Can Russia be trusted to deliver the gas to the EU when France is dependent by 15% on its fuel needs? Yes, even France (which prides itself on almost self-sufficient energy due to nuclear power) needs the Russians. But Germany is now getting double that amount from its Russian neighbor. Poland depends on Russian gas to the tune of 60% of its energy imports! Overall Russia provides the EU with 25% of energy needs in natural gas. The EU import almost 50% of its energy from a country outside the European Union today.
Questions were already being raised just after the Russian-Ukrainian crisis of 2006 and they are still being asked. But, complacency and the status quo took the place of those questions regarding Russian dependency and whether or not the Russian Federation could be trusted to provide that energy under all circumstances.
Back in 2006 80% of the gas that the EU needed traveled through the pipes that went across Ukrainian soil. The Ukrainians were siphoning off the gas that was destined for the EU prior to the outbreak of the 2006dispute and using it for domestic purposes. The EU should have planned there and then alternative measures to deal with future problems. Today there have been new gasoducts that have been built and only 40% of the EU’s gas travels through Ukrainian soil today.
The future says that with the reduction in the oil reserves of the North Sea, the EU may well become dependent to the tune of 80% on natural gas from Russia unless it does something to halt that. The EU will be a lightweight ready to be knocked out by Russia if it doesn’t manage to avoid that by finding alternatives to relying on the natural gas of the Russian Federation.
But, the EU doesn’t even have a common energy policy that negotiates the price of that natural gas. It’s up to each state to do so independently. Are they really living in the 21st century with the knowledge that the bigger you are the more clout you have?
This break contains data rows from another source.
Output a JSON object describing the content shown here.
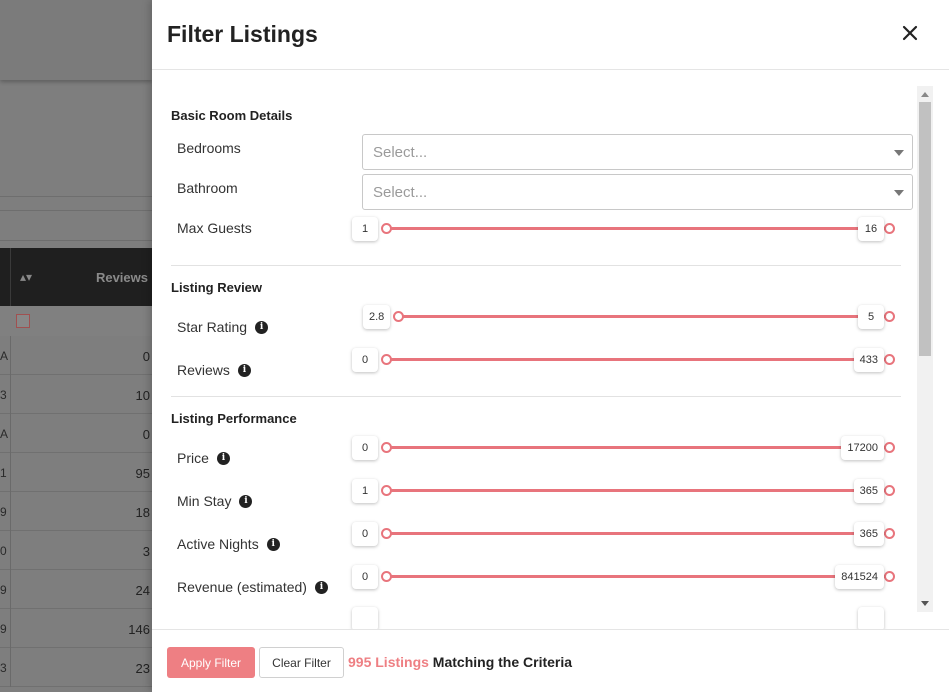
{
  "background": {
    "table_header_label": "Reviews",
    "rows": [
      {
        "left": "A",
        "value": "0"
      },
      {
        "left": "3",
        "value": "10"
      },
      {
        "left": "A",
        "value": "0"
      },
      {
        "left": "1",
        "value": "95"
      },
      {
        "left": "9",
        "value": "18"
      },
      {
        "left": "0",
        "value": "3"
      },
      {
        "left": "9",
        "value": "24"
      },
      {
        "left": "9",
        "value": "146"
      },
      {
        "left": "3",
        "value": "23"
      }
    ]
  },
  "modal": {
    "title": "Filter Listings",
    "sections": {
      "basic": {
        "title": "Basic Room Details",
        "bedrooms_label": "Bedrooms",
        "bedrooms_placeholder": "Select...",
        "bathroom_label": "Bathroom",
        "bathroom_placeholder": "Select...",
        "max_guests_label": "Max Guests",
        "max_guests_min": "1",
        "max_guests_max": "16"
      },
      "review": {
        "title": "Listing Review",
        "star_rating_label": "Star Rating",
        "star_rating_min": "2.8",
        "star_rating_max": "5",
        "reviews_label": "Reviews",
        "reviews_min": "0",
        "reviews_max": "433"
      },
      "performance": {
        "title": "Listing Performance",
        "price_label": "Price",
        "price_min": "0",
        "price_max": "17200",
        "min_stay_label": "Min Stay",
        "min_stay_min": "1",
        "min_stay_max": "365",
        "active_nights_label": "Active Nights",
        "active_nights_min": "0",
        "active_nights_max": "365",
        "revenue_label": "Revenue (estimated)",
        "revenue_min": "0",
        "revenue_max": "841524"
      }
    },
    "footer": {
      "apply_label": "Apply Filter",
      "clear_label": "Clear Filter",
      "result_count": "995 Listings",
      "result_suffix": " Matching the Criteria"
    }
  },
  "colors": {
    "accent": "#ee7f83",
    "slider": "#e8747c"
  },
  "icons": {
    "close": "close-icon",
    "info": "info-icon",
    "caret": "chevron-down-icon"
  }
}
Anyhow, the Russians have realized that they will need to get in to the EU via another means if the EU finally manages to get its act together. It was announced at the start of February that Gazprom was bidding for gas power stations in the north of France. The same thing has already happened in Belgium in 2013 and also in the UK. At least, the Russian Federation is already considering that it needs to back itself up in the event that the EU decides to try to get out of its clutches where energy is concerned. The EU machine took (as usual) far too long to get its act together and to start the wheels in motion and now it might just be too late.
At least if the EU can’t get energy-independence immediately it needs to think about planning its future carefully. There’s hope if they are actually thinking about it already that in decades to come they might be able to go it alone. That’s not going to happen quickly, but unless they invest the money in research and energy development, they will be living in the dark with the candles praying for Vladimir to turn the switch back on and open the pipes again.
Putin has them where it hurts and they know it.